Last Sunday was Apple Day at Acorn Bank - the event was a success.  The weather was better than it has often been recently, and the planning had allowed for wet fields.  The planners had moved the parking to a different field, and put the stallholders' tents along the path from the house to the mill. The public entrance was part way along, nearer the mill than the house, which brought us a lot of visitors.  We were milling and also, very successfully, selling our flour and loaves made from it by an artisan baker.  We were joined again by Stuart Hobbs from Heron Mill - thanks for all the help, Stuart.

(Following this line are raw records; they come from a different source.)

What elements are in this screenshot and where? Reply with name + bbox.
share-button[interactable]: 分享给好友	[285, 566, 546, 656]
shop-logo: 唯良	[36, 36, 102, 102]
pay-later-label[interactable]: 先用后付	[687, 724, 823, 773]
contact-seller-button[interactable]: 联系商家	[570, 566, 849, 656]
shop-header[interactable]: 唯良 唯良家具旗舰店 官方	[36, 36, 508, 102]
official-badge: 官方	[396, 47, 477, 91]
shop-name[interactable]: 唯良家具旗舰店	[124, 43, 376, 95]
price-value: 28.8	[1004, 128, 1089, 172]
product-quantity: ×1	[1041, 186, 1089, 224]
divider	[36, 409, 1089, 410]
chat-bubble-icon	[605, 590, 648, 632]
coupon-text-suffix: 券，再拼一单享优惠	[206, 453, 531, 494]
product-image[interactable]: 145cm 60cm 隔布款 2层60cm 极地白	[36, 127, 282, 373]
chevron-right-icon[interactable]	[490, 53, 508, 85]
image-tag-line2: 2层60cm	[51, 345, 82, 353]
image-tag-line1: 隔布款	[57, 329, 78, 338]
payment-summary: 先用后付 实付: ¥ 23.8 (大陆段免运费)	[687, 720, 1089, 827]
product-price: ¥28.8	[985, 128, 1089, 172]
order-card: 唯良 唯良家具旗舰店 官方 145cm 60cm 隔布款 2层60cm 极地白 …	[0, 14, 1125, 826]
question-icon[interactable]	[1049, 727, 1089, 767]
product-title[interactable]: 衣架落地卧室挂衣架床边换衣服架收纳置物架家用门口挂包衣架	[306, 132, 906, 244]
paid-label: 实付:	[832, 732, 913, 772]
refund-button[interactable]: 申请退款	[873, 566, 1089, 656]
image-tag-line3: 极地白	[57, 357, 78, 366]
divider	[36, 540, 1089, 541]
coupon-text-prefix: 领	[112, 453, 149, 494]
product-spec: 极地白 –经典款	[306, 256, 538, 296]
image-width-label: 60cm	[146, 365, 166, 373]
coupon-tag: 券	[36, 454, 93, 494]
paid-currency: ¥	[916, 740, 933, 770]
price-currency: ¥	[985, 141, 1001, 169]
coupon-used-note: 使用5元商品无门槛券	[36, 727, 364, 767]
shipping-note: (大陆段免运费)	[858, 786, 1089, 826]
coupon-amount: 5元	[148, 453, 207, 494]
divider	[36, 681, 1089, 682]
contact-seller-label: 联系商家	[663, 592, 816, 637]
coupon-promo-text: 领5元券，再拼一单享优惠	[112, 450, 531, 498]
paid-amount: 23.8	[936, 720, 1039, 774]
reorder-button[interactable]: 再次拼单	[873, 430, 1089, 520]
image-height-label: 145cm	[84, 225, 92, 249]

Today (Tuesday) we carried on painting the brackets for the launder rebuild.  Ray started adding side cheeks to the layshaft pulley so we can use it for a modified sack hoist,though it will run rather fast.  Bob bagged some flour, including trying out some new sample bags.  The local engineering works sent the taper repair plates for the shelling stones in for us to mark the positions for the screw holes.  Richard marked them out, then Bob helped him drill pilot holes.

Tuesday 9 October 2012

A brief catchup

Sorry to have missed a few weeks - a combination of holidays and a couple of mill visits which I'm still trying to catch up for the blog.

Recent jobs have included:
  • Making brackets out of mild steel strip for the future renovation of the launder.
  • Clearing the upper reaches of the headrace.
  • Raising the bank of the lowest part of the headrace so that it won't overflow and wash the path away.
  • Continuing to fill in the voids in the stonework in the mill building.
  • Converting a large box to make a storage cupboard for flour bagging equipment and an old radiogram cabinet to make a bookcase.
  • Keeping on making and bagging flour to try to keep up with demand.

Today we also starrted looking at photos and drawings of the kiln, trying to visualise how it fitted in the ruined space we now have.

We would really like to start stabilising the stonework with a view to rebuilding the structure.  The other idea is a to put a bridge through the kiln between the information room and the upper floor of the mill so that visitors can see the milling process from a different angle; it would also make access better for the disabled.  However we found that the information room floor is a whole foot (30cm for the younger reader) higher than the mill floor.  This will lead to some challenges in the design of the walkway.